AI agents are increasingly sold with add-on 'skills' — small programs that let the agent send emails, query databases, browse the web, or control software on your behalf. Think of them like apps on a phone, except the AI can trigger them automatically. A team of researchers built a tool called Semia to audit these skills at scale, and what they found should make you pause. Out of 13,728 real-world agent skills pulled from public marketplaces, more than half carried at least one critical semantic risk. These aren't typos or crashes — they're logical flaws: conditions buried in the prose description of a skill that, if exploited, could let a malicious actor hijack what the agent does. Standard code-checking tools miss these because the dangerous logic is written in plain English, not in code. Semia works like a building inspector who reads not just the blueprints but also every sticky note left on the walls. It translates each skill's natural-language description into a structured representation, then runs 11 automated checks across seven known vulnerability types. On a labelled test set of 541 skills vetted by human experts, Semia achieved 97.7% recall — meaning it catches nearly all real problems — and an F1 score of 90.6%, a combined measure of accuracy and completeness. It also found 17 confirmed, deployable vulnerabilities in live skills, verified by the OpenClaw registry maintainers. The catch: Semia itself relies on a language model to generate those structured representations, and its precision sits at 84.5% — meaning roughly one in six flagged skills is a false alarm. That's good enough to be a useful first filter, but not good enough to replace a human reviewer on anything critical.

Glossary

agent skill — A plug-in module that gives an AI agent the ability to perform a specific action, like sending an email or querying a database.

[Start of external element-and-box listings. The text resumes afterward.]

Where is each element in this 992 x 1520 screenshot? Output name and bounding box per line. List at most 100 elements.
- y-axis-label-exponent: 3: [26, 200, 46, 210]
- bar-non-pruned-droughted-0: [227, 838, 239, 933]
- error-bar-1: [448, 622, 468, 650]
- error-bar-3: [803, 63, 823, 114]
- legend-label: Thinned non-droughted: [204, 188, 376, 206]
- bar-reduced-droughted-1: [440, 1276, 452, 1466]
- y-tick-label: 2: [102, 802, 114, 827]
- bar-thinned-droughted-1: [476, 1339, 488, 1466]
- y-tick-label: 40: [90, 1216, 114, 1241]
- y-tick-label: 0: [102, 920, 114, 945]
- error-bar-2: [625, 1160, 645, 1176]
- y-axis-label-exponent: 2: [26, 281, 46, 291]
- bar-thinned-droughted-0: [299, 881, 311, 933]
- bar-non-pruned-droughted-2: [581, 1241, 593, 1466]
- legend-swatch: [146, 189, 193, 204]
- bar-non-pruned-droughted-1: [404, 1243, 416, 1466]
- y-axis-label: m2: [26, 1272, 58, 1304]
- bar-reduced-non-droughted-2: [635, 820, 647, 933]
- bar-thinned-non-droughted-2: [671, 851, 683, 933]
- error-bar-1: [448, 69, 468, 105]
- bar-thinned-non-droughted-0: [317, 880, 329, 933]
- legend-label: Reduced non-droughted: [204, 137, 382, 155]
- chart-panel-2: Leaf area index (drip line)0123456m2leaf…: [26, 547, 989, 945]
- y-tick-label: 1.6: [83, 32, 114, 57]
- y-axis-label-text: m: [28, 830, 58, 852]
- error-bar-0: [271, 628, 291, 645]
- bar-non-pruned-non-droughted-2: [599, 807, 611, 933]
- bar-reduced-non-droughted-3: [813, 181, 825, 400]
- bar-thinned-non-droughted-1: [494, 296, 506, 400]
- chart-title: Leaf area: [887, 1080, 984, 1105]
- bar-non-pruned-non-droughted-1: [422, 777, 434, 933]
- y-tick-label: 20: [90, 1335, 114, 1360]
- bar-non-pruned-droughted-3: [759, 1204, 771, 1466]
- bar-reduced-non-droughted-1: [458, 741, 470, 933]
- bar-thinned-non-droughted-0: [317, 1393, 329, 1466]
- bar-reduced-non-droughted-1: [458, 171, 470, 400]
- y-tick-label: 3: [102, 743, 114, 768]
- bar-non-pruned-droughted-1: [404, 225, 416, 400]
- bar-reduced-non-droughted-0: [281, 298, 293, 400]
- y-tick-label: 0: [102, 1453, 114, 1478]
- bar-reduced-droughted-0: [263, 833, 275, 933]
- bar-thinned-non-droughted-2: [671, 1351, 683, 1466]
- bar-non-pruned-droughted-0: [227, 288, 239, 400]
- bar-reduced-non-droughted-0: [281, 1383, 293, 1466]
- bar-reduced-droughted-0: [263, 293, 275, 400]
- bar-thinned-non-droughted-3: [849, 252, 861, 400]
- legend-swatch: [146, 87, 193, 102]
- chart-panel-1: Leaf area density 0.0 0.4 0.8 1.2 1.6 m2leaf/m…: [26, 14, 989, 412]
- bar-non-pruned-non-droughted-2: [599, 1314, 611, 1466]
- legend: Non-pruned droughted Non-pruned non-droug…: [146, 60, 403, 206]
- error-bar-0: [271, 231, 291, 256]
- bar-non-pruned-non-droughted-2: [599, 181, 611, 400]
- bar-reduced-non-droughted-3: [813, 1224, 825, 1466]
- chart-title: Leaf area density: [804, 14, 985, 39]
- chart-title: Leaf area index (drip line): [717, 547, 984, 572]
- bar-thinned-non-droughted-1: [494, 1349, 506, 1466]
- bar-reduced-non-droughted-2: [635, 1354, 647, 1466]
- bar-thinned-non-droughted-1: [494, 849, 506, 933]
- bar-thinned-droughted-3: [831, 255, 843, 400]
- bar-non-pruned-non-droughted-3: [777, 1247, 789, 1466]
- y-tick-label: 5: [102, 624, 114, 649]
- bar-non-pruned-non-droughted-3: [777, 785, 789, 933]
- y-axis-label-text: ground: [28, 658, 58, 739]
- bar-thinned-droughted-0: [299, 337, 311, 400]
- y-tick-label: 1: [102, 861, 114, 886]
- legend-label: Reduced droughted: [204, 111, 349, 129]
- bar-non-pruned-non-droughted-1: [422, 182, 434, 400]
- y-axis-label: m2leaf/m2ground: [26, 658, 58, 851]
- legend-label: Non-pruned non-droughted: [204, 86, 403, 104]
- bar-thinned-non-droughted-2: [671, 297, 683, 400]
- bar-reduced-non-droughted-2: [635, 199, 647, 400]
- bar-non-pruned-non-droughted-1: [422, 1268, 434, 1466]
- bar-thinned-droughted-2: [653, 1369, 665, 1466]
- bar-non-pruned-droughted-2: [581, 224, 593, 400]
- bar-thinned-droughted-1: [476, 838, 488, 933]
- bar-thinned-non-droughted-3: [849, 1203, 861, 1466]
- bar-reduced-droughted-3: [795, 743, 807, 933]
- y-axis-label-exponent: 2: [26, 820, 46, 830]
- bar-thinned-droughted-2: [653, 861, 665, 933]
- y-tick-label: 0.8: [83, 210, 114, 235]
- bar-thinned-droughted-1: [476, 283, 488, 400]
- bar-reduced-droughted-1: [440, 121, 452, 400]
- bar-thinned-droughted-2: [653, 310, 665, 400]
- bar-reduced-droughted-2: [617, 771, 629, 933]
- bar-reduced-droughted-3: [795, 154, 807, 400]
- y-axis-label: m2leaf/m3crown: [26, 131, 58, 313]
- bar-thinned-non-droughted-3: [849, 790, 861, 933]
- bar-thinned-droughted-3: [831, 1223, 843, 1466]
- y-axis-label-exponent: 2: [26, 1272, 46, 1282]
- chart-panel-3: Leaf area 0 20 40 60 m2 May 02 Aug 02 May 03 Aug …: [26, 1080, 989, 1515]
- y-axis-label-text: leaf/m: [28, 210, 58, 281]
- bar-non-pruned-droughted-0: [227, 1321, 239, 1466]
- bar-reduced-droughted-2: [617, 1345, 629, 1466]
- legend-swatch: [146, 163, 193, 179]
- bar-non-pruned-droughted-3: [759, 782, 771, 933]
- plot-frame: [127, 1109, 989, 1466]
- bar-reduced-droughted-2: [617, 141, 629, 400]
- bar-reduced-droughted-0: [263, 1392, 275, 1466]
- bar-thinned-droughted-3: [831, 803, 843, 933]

semantic risk — A security flaw that arises from the meaning or logic of a text description, not from a coding error that a traditional scanner would catch.

recall — The fraction of real problems that a detection system successfully identifies — high recall means few dangerous things slip through.

F1 score — A single number combining both precision (how often a flagged item is genuinely a problem) and recall (how many real problems are found).

zero-day vulnerability — A security flaw that is present in deployed software but not yet known to or patched by its developers.

Source: Semia: Auditing Agent Skills via Constraint-Guided Representation Synthesis

The bigger picture

Here is what today's three papers, side by side, are quietly telling you. AI systems are crossing a threshold: they can now sustain coherent behaviour across dozens or hundreds of steps, whether that's navigating a video game, planning a robot's manipulation sequence, or executing tasks on your behalf through agent plugins. That is genuinely new, compared to a model that just answers one question at a time. But longer chains of action mean longer chains of things that can go wrong. Odysseus shows you need special training tricks just to keep RL stable across 100 turns. IVLR shows that without an explicit multi-modal plan, robots fall apart at step 10 of a 20-step task. And Semia shows that the infrastructure we've already built for agents — the marketplace of skills — is riddled with flaws nobody was looking for. The more capable the agent, the more consequential those flaws become. That's the pattern worth watching.

What to watch next

The agent security finding from Semia is likely to draw rapid follow-up: expect researchers to probe whether similar auditing approaches generalise to other plugin ecosystems, including tool-use frameworks in widely deployed assistants. On the robotics side, the next meaningful test for IVLR's interleaved planning is whether it survives transfer to a physical robot arm — keep an eye on upcoming results from groups using WidowX and similar hardware in real-world settings. The open question I'd most want answered: can the same long-horizon RL training that worked in Super Mario be made stable and efficient enough for a task that matters outside a game environment?